Jak pacjenci tłumaczą się ze złej higieny jamy ustnej? Mogłybyśmy wymieniać, wymieniać, wymieniać. Niektórzy tłumaczą się tym, że w rodzinie każdy ma problemy z zębami i u niego na pewno będzie tak samo. Inni obierają taktykę, którą ja nazywam „taktyką na higienistkę” – twierdzą, że nie muszą myć zębów, bo wystarczają im wizyty higienizacyjne co 3-4 miesiące, a oni sami nie potrafią tak doczyścić swoich zębów jak robi to higienistka.
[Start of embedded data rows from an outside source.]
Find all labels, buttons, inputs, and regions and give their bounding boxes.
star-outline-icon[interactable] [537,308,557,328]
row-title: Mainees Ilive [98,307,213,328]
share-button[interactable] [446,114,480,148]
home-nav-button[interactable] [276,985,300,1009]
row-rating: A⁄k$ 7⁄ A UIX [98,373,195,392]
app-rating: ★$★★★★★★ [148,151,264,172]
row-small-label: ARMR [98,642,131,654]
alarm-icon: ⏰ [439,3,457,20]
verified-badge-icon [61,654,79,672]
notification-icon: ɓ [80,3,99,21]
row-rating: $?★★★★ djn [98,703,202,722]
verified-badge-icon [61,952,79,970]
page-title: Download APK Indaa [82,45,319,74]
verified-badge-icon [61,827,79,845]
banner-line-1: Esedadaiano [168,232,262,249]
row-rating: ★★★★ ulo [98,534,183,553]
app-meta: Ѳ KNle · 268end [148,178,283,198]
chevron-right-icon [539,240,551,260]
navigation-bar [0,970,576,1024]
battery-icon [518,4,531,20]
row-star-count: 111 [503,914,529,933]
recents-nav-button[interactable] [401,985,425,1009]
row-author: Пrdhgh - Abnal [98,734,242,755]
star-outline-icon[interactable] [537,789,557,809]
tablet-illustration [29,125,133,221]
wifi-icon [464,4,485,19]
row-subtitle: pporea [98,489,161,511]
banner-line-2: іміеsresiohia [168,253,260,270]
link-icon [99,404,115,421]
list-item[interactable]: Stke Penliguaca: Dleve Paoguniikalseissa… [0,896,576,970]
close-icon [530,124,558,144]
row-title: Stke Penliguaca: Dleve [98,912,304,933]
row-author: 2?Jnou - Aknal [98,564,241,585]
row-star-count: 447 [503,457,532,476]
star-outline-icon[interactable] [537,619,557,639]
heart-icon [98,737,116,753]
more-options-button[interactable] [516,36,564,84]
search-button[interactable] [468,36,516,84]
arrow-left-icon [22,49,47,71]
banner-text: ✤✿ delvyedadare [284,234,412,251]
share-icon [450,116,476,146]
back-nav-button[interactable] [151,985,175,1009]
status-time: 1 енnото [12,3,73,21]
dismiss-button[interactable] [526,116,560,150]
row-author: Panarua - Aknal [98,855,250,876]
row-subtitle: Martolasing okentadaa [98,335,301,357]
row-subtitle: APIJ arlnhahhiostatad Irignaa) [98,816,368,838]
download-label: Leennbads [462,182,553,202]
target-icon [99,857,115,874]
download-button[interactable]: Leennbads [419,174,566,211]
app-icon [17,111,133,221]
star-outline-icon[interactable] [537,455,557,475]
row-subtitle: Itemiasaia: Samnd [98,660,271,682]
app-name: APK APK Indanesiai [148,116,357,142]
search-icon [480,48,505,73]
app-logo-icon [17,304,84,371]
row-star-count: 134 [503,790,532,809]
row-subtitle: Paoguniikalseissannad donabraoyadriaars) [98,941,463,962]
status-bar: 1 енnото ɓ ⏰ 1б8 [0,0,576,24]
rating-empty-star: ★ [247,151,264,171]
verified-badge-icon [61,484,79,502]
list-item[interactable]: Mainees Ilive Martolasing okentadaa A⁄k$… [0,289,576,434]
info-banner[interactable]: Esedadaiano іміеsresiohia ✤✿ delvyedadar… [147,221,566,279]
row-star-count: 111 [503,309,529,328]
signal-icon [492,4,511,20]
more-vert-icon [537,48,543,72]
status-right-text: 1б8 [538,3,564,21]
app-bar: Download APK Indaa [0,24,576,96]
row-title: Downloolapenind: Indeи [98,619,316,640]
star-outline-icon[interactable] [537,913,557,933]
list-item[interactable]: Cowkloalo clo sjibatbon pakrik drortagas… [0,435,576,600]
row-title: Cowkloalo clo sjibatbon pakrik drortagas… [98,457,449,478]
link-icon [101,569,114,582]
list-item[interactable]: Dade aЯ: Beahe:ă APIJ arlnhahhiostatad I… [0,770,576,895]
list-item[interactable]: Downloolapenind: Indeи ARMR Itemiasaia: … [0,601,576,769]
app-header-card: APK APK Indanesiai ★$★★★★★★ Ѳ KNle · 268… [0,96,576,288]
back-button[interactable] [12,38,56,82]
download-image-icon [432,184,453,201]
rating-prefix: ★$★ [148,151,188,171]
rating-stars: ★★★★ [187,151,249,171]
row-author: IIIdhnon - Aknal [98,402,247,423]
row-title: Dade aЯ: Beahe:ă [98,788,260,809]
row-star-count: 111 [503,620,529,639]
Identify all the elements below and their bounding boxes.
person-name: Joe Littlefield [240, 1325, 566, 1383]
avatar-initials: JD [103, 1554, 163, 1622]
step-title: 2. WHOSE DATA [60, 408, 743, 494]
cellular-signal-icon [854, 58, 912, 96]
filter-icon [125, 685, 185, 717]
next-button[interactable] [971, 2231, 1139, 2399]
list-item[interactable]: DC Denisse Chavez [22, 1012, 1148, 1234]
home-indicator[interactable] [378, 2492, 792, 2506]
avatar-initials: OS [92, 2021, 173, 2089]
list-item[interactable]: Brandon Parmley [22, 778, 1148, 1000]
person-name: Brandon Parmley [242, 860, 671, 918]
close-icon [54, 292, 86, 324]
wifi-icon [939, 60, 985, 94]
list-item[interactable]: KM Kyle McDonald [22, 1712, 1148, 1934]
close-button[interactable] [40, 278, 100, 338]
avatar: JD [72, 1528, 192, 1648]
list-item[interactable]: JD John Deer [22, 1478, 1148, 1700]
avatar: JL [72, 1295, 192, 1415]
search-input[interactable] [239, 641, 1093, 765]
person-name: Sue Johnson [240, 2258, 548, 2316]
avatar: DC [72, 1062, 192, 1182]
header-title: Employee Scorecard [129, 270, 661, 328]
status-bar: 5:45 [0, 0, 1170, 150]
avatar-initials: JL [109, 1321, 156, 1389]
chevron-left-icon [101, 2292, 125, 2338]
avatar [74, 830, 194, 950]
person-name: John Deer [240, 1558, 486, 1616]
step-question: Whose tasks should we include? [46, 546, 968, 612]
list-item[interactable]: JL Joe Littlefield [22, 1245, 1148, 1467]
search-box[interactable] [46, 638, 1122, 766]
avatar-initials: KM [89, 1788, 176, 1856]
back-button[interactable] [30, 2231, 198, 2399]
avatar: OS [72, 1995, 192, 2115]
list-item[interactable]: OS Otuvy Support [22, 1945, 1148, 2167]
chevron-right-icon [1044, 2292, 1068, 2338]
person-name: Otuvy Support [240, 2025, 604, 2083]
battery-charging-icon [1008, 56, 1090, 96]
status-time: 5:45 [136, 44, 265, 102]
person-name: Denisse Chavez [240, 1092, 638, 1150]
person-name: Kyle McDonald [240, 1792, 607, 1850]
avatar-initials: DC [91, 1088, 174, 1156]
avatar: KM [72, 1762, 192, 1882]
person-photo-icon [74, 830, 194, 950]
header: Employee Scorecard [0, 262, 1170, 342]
Naszą rolą jest obudzenie świadomości zdrowotnej pacjentów. Musimy im uświadomić jak ważna jest higiena jamy ustnej. Muszą zdawać sobie sprawę jaki jest wpływ higieny na stan zdrowia jamy ustnej, ale także na cały organizm człowieka. I muszę przyznać, że jest to o wiele trudniejsze niż wykonanie chociażby skalingu. Zadbajmy o to, aby wyeliminować analfabetyzm zdrowotny wśród naszych pacjentów.

Ja wymieniłam tylko kilka możliwych sytuacje związanych z trudnymi relacjami z pacjentem. A jak to wygląda u Was? Pacjentom często zdarza się Was wyprowadzać z równowagi? Jak sobie radzicie z trudnymi relacjami Higienistka vs Pacjent?